Personally, I definitely feel worse about myself after reading some of those magazines, even the ones that are supposedly about "health" rather than fashion. Sadly, this appears to be something that most of us will not outgrow. We can only hope to work on ourselves and try to protect our children from the same fate, despite the media's efforts to infect our brains with low self-esteem and the resulting desire to buy ourselves into feeling better.

tzey said...

Whenever I look at those magazine I always think of how sexualized they make me feel. I always read something along the lines of "how to please you man" its like not only do you have to adhere to traditional images of beauty but you also better be enthusiastic about sex (only as far as pleasing a man though) or else how dare you even call yourself a cosmo girl!

Charlene said...

In my junior year in college, I was asked by my friend, to take around her friend, Barbara, around campus. I agreed because I had a free weekend, little did I know what I would be doing.

Turns out Barbara is the main scout of men's Calvin Klein models (for the runway, not magazines - which for those who don't know - I certainly didn't before this weekend, require completely different body types). The weekend was eye-opening to say the least. She was scouting college campuses for fresh faces for the Calvin Klein's Winter Collection 2006.

The process was this: she approached a young male who looked between the ages of 18-22, between 5'11" and 6'2", and who was relatively good-looking. As you can imagine, on a college campus we ended up approaching a lot of people.
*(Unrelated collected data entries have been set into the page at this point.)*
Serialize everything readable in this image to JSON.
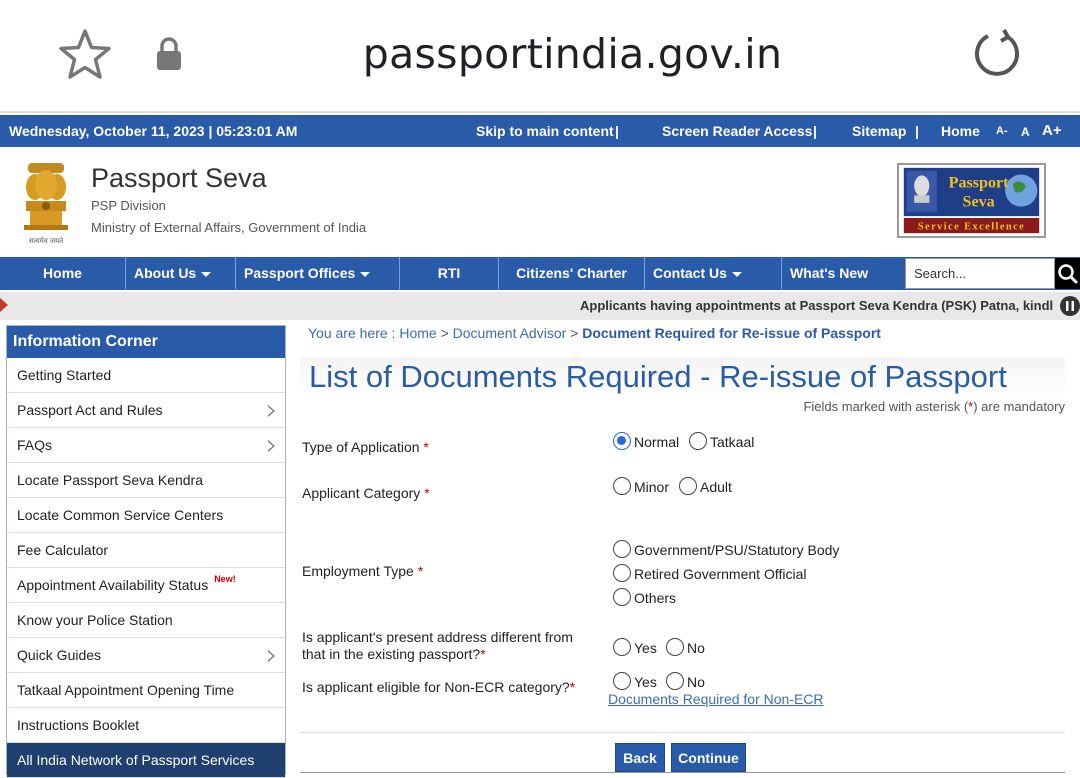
{
  "browser": {
    "url": "passportindia.gov.in",
    "star_icon": "star-outline-icon",
    "lock_icon": "lock-icon",
    "reload_icon": "reload-icon"
  },
  "topstrip": {
    "datetime": "Wednesday,  October  11, 2023 | 05:23:01 AM",
    "skip": "Skip to main content",
    "reader": "Screen Reader Access",
    "sitemap": "Sitemap",
    "home": "Home",
    "font_small": "A-",
    "font_normal": "A",
    "font_large": "A+",
    "sep": "|"
  },
  "header": {
    "title": "Passport Seva",
    "division": "PSP Division",
    "ministry": "Ministry of External Affairs, Government of India",
    "emblem_motto": "सत्यमेव जयते",
    "logo_line1": "Passport",
    "logo_line2": "Seva",
    "logo_tagline": "Service Excellence"
  },
  "nav": {
    "items": [
      "Home",
      "About Us",
      "Passport Offices",
      "RTI",
      "Citizens' Charter",
      "Contact Us",
      "What's New"
    ],
    "search_placeholder": "Search..."
  },
  "marquee": {
    "text": "Applicants having appointments at Passport Seva Kendra (PSK) Patna, kindly no"
  },
  "sidebar": {
    "title": "Information Corner",
    "items": [
      "Getting Started",
      "Passport Act and Rules",
      "FAQs",
      "Locate Passport Seva Kendra",
      "Locate Common Service Centers",
      "Fee Calculator",
      "Appointment Availability Status",
      "Know your Police Station",
      "Quick Guides",
      "Tatkaal Appointment Opening Time",
      "Instructions Booklet",
      "All India Network of Passport Services"
    ],
    "new_badge": "New!"
  },
  "main": {
    "breadcrumb_prefix": "You are here : ",
    "crumb_home": "Home",
    "crumb_advisor": "Document Advisor",
    "crumb_current": "Document Required for Re-issue of Passport",
    "crumb_sep": " > ",
    "title": "List of Documents Required - Re-issue of Passport",
    "mandatory_pre": "Fields marked with asterisk (",
    "mandatory_ast": "*",
    "mandatory_post": ") are mandatory",
    "q_type": "Type of Application",
    "q_category": "Applicant Category",
    "q_employment": "Employment Type",
    "q_address_line1": "Is applicant's present address different from",
    "q_address_line2": "that in the existing passport?",
    "q_ecr": "Is applicant eligible for Non-ECR category?",
    "ast": "*",
    "opt_normal": "Normal",
    "opt_tatkaal": "Tatkaal",
    "opt_minor": "Minor",
    "opt_adult": "Adult",
    "opt_govt": "Government/PSU/Statutory Body",
    "opt_retired": "Retired Government Official",
    "opt_others": "Others",
    "opt_yes": "Yes",
    "opt_no": "No",
    "noecr_link": "Documents Required for Non-ECR",
    "back": "Back",
    "continue": "Continue"
  }
}
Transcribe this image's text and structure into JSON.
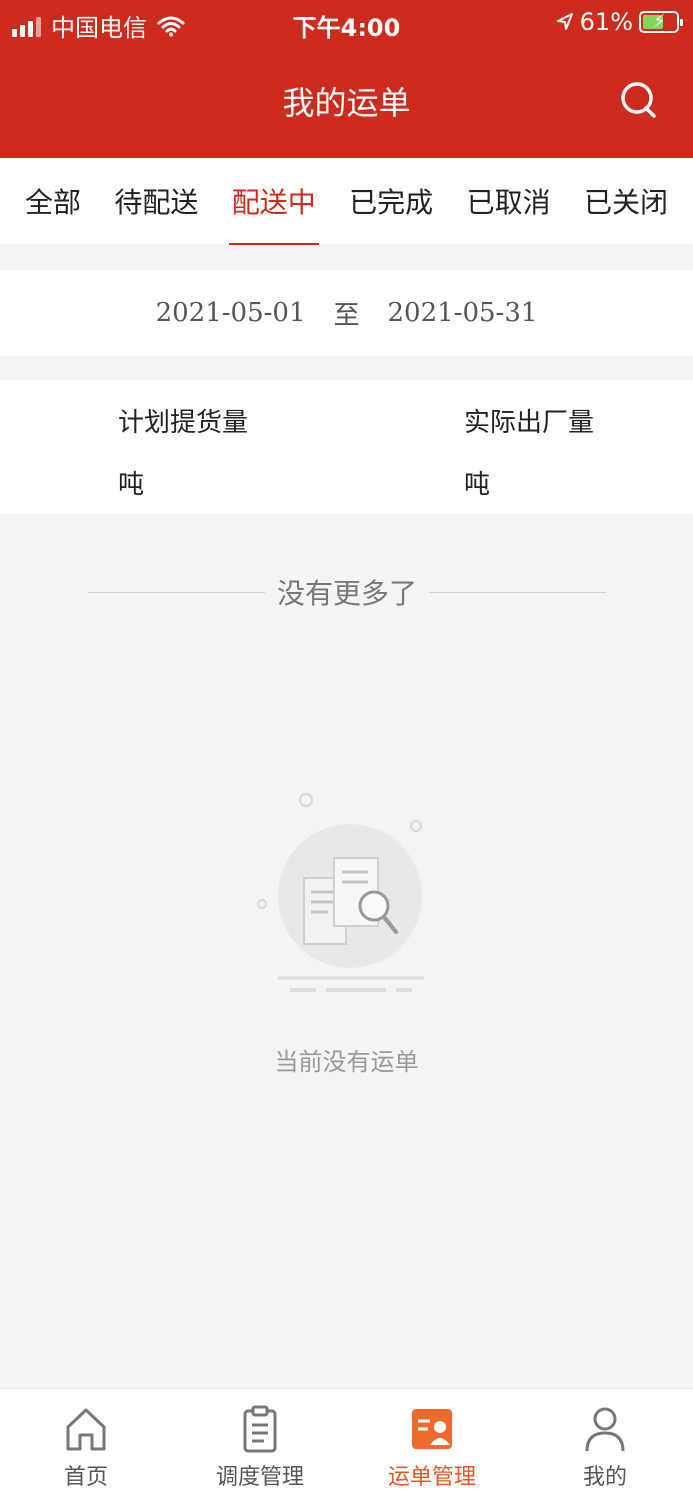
{
  "status_bar": {
    "carrier": "中国电信",
    "time": "下午4:00",
    "battery": "61%",
    "battery_level": 0.61,
    "accent": "#cc2b1d"
  },
  "header": {
    "title": "我的运单",
    "search_icon": "search-icon"
  },
  "tabs": [
    {
      "label": "全部",
      "active": false
    },
    {
      "label": "待配送",
      "active": false
    },
    {
      "label": "配送中",
      "active": true
    },
    {
      "label": "已完成",
      "active": false
    },
    {
      "label": "已取消",
      "active": false
    },
    {
      "label": "已关闭",
      "active": false
    }
  ],
  "date_range": {
    "start": "2021-05-01",
    "separator": "至",
    "end": "2021-05-31"
  },
  "summary": {
    "planned_label": "计划提货量",
    "planned_unit": "吨",
    "actual_label": "实际出厂量",
    "actual_unit": "吨"
  },
  "list": {
    "no_more": "没有更多了",
    "empty_text": "当前没有运单"
  },
  "bottom_nav": [
    {
      "label": "首页",
      "icon": "home-icon",
      "active": false
    },
    {
      "label": "调度管理",
      "icon": "clipboard-icon",
      "active": false
    },
    {
      "label": "运单管理",
      "icon": "waybill-icon",
      "active": true
    },
    {
      "label": "我的",
      "icon": "user-icon",
      "active": false
    }
  ]
}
If selected by the top, they would be flown into Milan, Italy for a weekend to walk down the catwalk for a show.

And so ensued a surreal life experience for me, which is another story. What I want to highlight here though, are some of the truths of the industry that up until then I had no idea about.

For one thing, most magazine models are young girls between the ages of 13-15 who are dressed up and made up to look older. Why? Because older girls physically cannot have the rail-thin body types we've come to admire.

For another, it was shocking how easy it was to identify potential male models on the street. In a weekend, we approached about a seventy candidates. In that time span, I saw maybe one or two women that would have fit the the bill for a female runway model. Our ideal, at least in that sense, is not the anything close to default, but more a physical impossibility.

Sarah said...

I think voyeurism is more harmful to women than it is to men - and therefore, magazines like GQ or Men's Health affect men differently than Vogue or Glamour affect women. This may be in part because men's magazines focus on men's needs, and women's magazines focus on men's needs...which leaves what left over for us? Too many pictures of our kids and pets masquerading as us on facebook. I also think that the photoshopping of women's images is out of control, and not just in fashion magazines. It isn't enough that they are showcasing women who reflect an ideal attainable by maybe 2% of the population? They have to make them look even less womanly (human?) to be beautiful?

Sarah said...

Pali said...

As much as I agree with this blog, I know as their is a push to empower women and break the mold of the waif-like model, I actually know more guys with body image issues than girls. Most of my girlfriends, as much as they like to complain about their bodies, they aren't really doing anything about it, especially nothing harmful to themselves like not eating or throwing up, whereas many guys I know are taking supplements to bulk up and maintain a certain body image perpetuated by the media. It is a strange evolution I think I have seen through the course of my own life. When I was 5 I never thought anything of a man with a slight potbelly; now only a magazine like six pack is impressive.